Cora é pop

Cora é pop

Foto: Hélio Nunes de Oliveira

Na sua velhice, Cora Coralina gostava de repetir, em versos e conversas, que “vinha do século passado” e que trazia consigo “todas as idades do mundo”. Nascida em 1889, apenas três meses antes da Proclamação da República, a poeta, nesta altura do campeonato, vem do século retrasado, mas nem parece. Ela está mais moderna do que nunca. Vindo de um tempo em que não havia rádio ou TV, em que as tecnologias que habitam nosso cotidiano sequer eram cogitadas, a poesia de Cora, porém, mostra-se perene. As rugas que marcavam o rosto da autora não estão sem seus versos.

As redes sociais fornecem um bom retrato deste fenômeno. Seus versos são citados e repetidos em milhares de postagens, algo que também acontece com outros autores e escritoras, como Fernando Pessoa, Clarice Lispector ou Guimarães Rosa.
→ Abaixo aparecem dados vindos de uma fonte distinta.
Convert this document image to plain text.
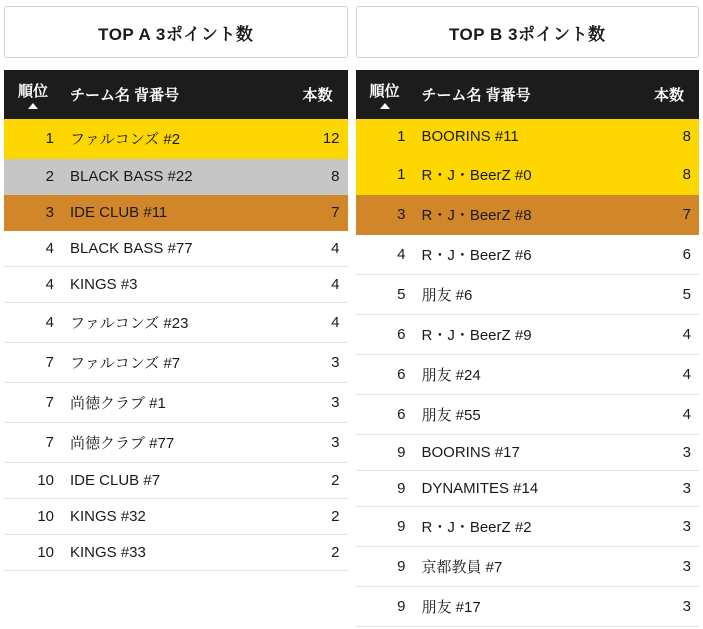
TOP A 3ポイント数
順位	チーム名 背番号	本数
1	ファルコンズ #2	12
2	BLACK BASS #22	8
3	IDE CLUB #11	7
4	BLACK BASS #77	4
4	KINGS #3	4
4	ファルコンズ #23	4
7	ファルコンズ #7	3
7	尚徳クラブ #1	3
7	尚徳クラブ #77	3
10	IDE CLUB #7	2
10	KINGS #32	2
10	KINGS #33	2
TOP B 3ポイント数
順位	チーム名 背番号	本数
1	BOORINS #11	8
1	R・J・BeerZ #0	8
3	R・J・BeerZ #8	7
4	R・J・BeerZ #6	6
5	朋友 #6	5
6	R・J・BeerZ #9	4
6	朋友 #24	4
6	朋友 #55	4
9	BOORINS #17	3
9	DYNAMITES #14	3
9	R・J・BeerZ #2	3
9	京都教員 #7	3
9	朋友 #17	3
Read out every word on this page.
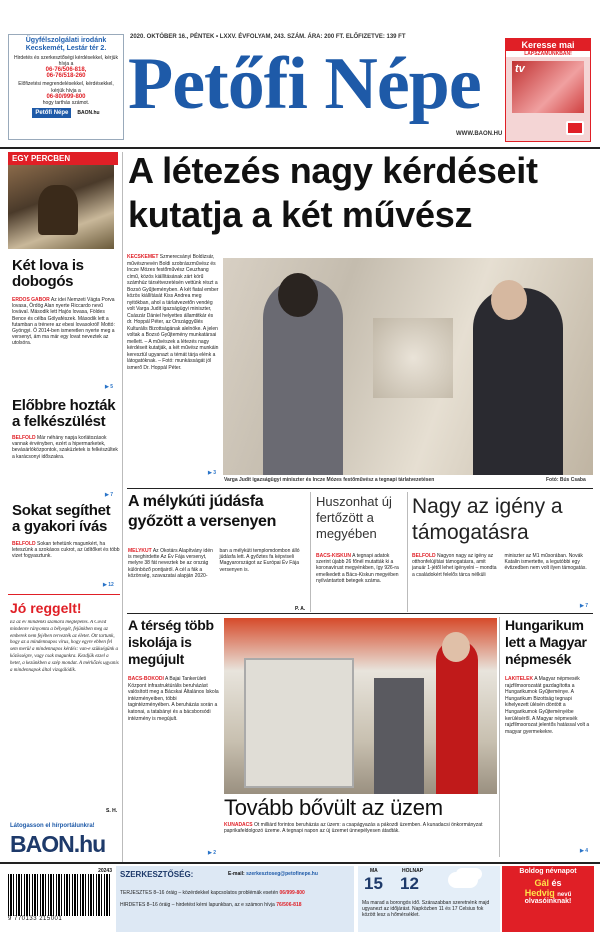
Ügyfélszolgálati irodánk Kecskemét, Lestár tér 2.
Hirdetés és szerkesztőségi kérdésekkel, kérjük hívja a
06-76/506-818,
06-76/518-260
Előfizetési megrendelésekkel, kérdésekkel, kérjük hívja a
06-80/999-800
hogy tarthás számot.
Petőfi Népe	BAON.hu
2020. OKTÓBER 16., PÉNTEK • LXXV. ÉVFOLYAM, 243. SZÁM. ÁRA: 200 FT. ELŐFIZETVE: 139 FT
Petőfi Népe
WWW.BAON.HU
Keresse mai
LAPSZÁMUNKBAN!
tv
EGY PERCBEN
Két lova is dobogós
ERDŐS GÁBOR Az idei Nemzeti Vágta Porva lovasa, Ördög Alan nyerte Riccardo nevű lovával. Második lett Hajós lovasa, Földes Bence és célba Gólyafészek. Második lett a futamban a trénere az ebesi lovasokról! Mottó: Gyöngyi. Ő 2014-ben ismeretlen nyerte meg a versenyt, ám ma már egy lovat neveztek az utolsóra.
▶ 5
Előbbre hozták a felkészülést
BELFÖLD Már néhány napja korlátozások vannak érvényben, ezért a hipermarketek, bevásárlóközpontok, szaküzletek is felkészültek a karácsonyi időszakra.
▶ 7
Sokat segíthet a gyakori ívás
BELFÖLD Sokan tehetünk magunkért, ha leteszünk a szokásos cukrot, az üdítőket és több vizet fogyasztunk.
▶ 12
Jó reggelt!
Ez az év mindenki számára meglepetés. A Covid mindenre rányomta a bélyegét, fejünkben meg az emberek nem fejében tervezték az életet. Ott tartunk, hogy az a mindennapos vírus, hogy egyre ebben fel sem merül a mindennapos kérdés: van-e szükségünk a közösségre, vagy csak magunkra. Kezdjük ezzel a hetet, a kezünkben a szép mondat. A mérkőzés ugyanis a mindennapok által vizsgálódik.
S. H.
Látogasson el hírportálunkra!
BAON.hu
A létezés nagy kérdéseit
kutatja a két művész
KECSKEMÉT Szmerecsányi Boldizsár, művésznevén Boldi szobrászművész és Incze Mózes festőművész Ceuzhang című, közös kiállításának zárt körű számhúz társétvezetésén vettünk részt a Bozsó Gyűjteményben. A két fiatal ember közös kiállítását Kiss Andrea meg nyitókban, ahol a tárlatvezetőn vendég volt Varga Judit igazságügyi miniszter, Császár Dániel helyettes államtitkár és dr. Hoppál Péter, az Országgyűlés Kulturális Bizottságának alelnöke. A jelen voltak a Bozsó Gyűjtemény munkatársai mellett. – A művészek a létezés nagy kérdéseit kutatják, a két művész munkáin keresztül ugyanazt a témát tárja elénk a látogatóknak. – Fotó: munkásságát jól ismerő Dr. Hoppál Péter.
Varga Judit igazságügyi miniszter és Incze Mózes festőművész a tegnapi tárlatvezetésen	Fotó: Bús Csaba
▶ 3
A mélykúti júdásfa győzött a versenyen
MÉLYKÚT Az Ökotárs Alapítvány idén is meghirdette Az Év Fája versenyt, melyre 38 fát neveztek be az ország különböző pontjairól. A cél a fák a közönség, szavazatai alapján 2020-ban a mélykúti templomdombon álló júdásfa lett. A győztes fa képviseli Magyarországot az Európai Év Fája versenyen is.
P. A.
Huszonhat új fertőzött a megyében
BÁCS-KISKUN A tegnapi adatok szerint újabb 26 főnél mutatták ki a koronavírust megyénkben, így 926-ra emelkedett a Bács-Kiskun megyében nyilvántartott betegek száma.
Nagy az igény a támogatásra
BELFÖLD Nagyon nagy az igény az otthonfelújítási támogatásra, amit január 1-jétől lehet igényelni – mondta a családokért felelős tárca nélküli miniszter az M1 műsorában. Novák Katalin ismertette, a legutóbbi egy évtizedben nem volt ilyen támogatás.
▶ 7
A térség több iskolája is megújult
BÁCS-BOKODI A Bajai Tankerületi Központ infrastruktúrális beruházást valósított meg a Bácskai Általános Iskola intézményeiben, többi tagintézményében. A beruházás során a katonai, a tatabányi és a bácsborsódi intézmény is megújult.
▶ 2
Tovább bővült az üzem
KUNADACS Öt milliárd forintos beruházás az üzem: a csapágyazás a pákozdi üzemben. A kunadacsi önkormányzat paprikafeldolgozó üzeme. A tegnapi napon az új üzemet ünnepélyesen átadták.
Hungarikum lett a Magyar népmesék
LAKITELEK A Magyar népmesék rajzfilmsorozatát gazdagította a Hungarikumok Gyűjteménye. A Hungarikum Bizottság tegnapi kihelyezett ülésén döntött a Hungarikumok Gyűjteményébe kerüléséről. A Magyar népmesék rajzfilmsorozat jelentős hatással volt a magyar gyermekekre.
▶ 4
20243
9 770133 215001
SZERKESZTŐSÉG:	E-mail: szerkesztoseg@petofinepe.hu
TERJESZTÉS 8–16 óráig – közérdekkel kapcsolatos problémák esetén 06/999-800
HIRDETÉS 8–16 óráig – hirdetést kérni lapunkban, az e számon hívja 76/506-818
MA
15
HOLNAP
12
Ma marad a borongós idő. Szárazabban szeretnénk majd ugyanezt az időjárást. Napközben 11 és 17 Celsius fok között lesz a hőmérséklet.
Boldog névnapot
Gál és
Hedvig nevű
olvasóinknak!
Suas estrofes de vocabulário simples, libertas de métricas rígidas, sem referências excessivamente eruditas têm conquistado aqueles que preferem consumir conteúdos mais rápidos, que se encaixam bem no estado de espírito do momento de cada internauta. É uma espécie de catarse, em que se compartilha o que se gostaria de ter dito ou escrito.

No Instagram, por exemplo, a hashtag com o nome da autora tem quase 60 mil menções, com vários de seus poemas reproduzidos como se fossem pensamentos sobre os quais se refletir, formas de se desejar bom dia, declarações de amor. Perfis que fazem divulgação da leitura ou dos livros costumam recorrer à lírica de Cora Coralina em seus posts. Livrarias também adoram disseminar os versos da autora goiana como um convite a mergulhar no universo dos livros. Apenas um dos perfis, chamado Cora Coralina Frases, conta com 16 mil seguidores.

Cora, para além das características de seus versos, estimula esse tipo de apropriação, já que suas temáticas dialogam bem com certas bandeiras da atualidade. Quem milita no campo do feminismo costuma mencionar versos de Cora e, sobretudo, sua trajetória pessoal, marcada por rupturas com padrões, enfrentamento de preconceitos e uma visão mais libertária da vida. Blogs ligados aos direitos das mulheres têm em Cora Coralina uma referência, já que ela expressava suas experiências em poesia. Poucos autores são tão autobiográficos como a poeta goiana.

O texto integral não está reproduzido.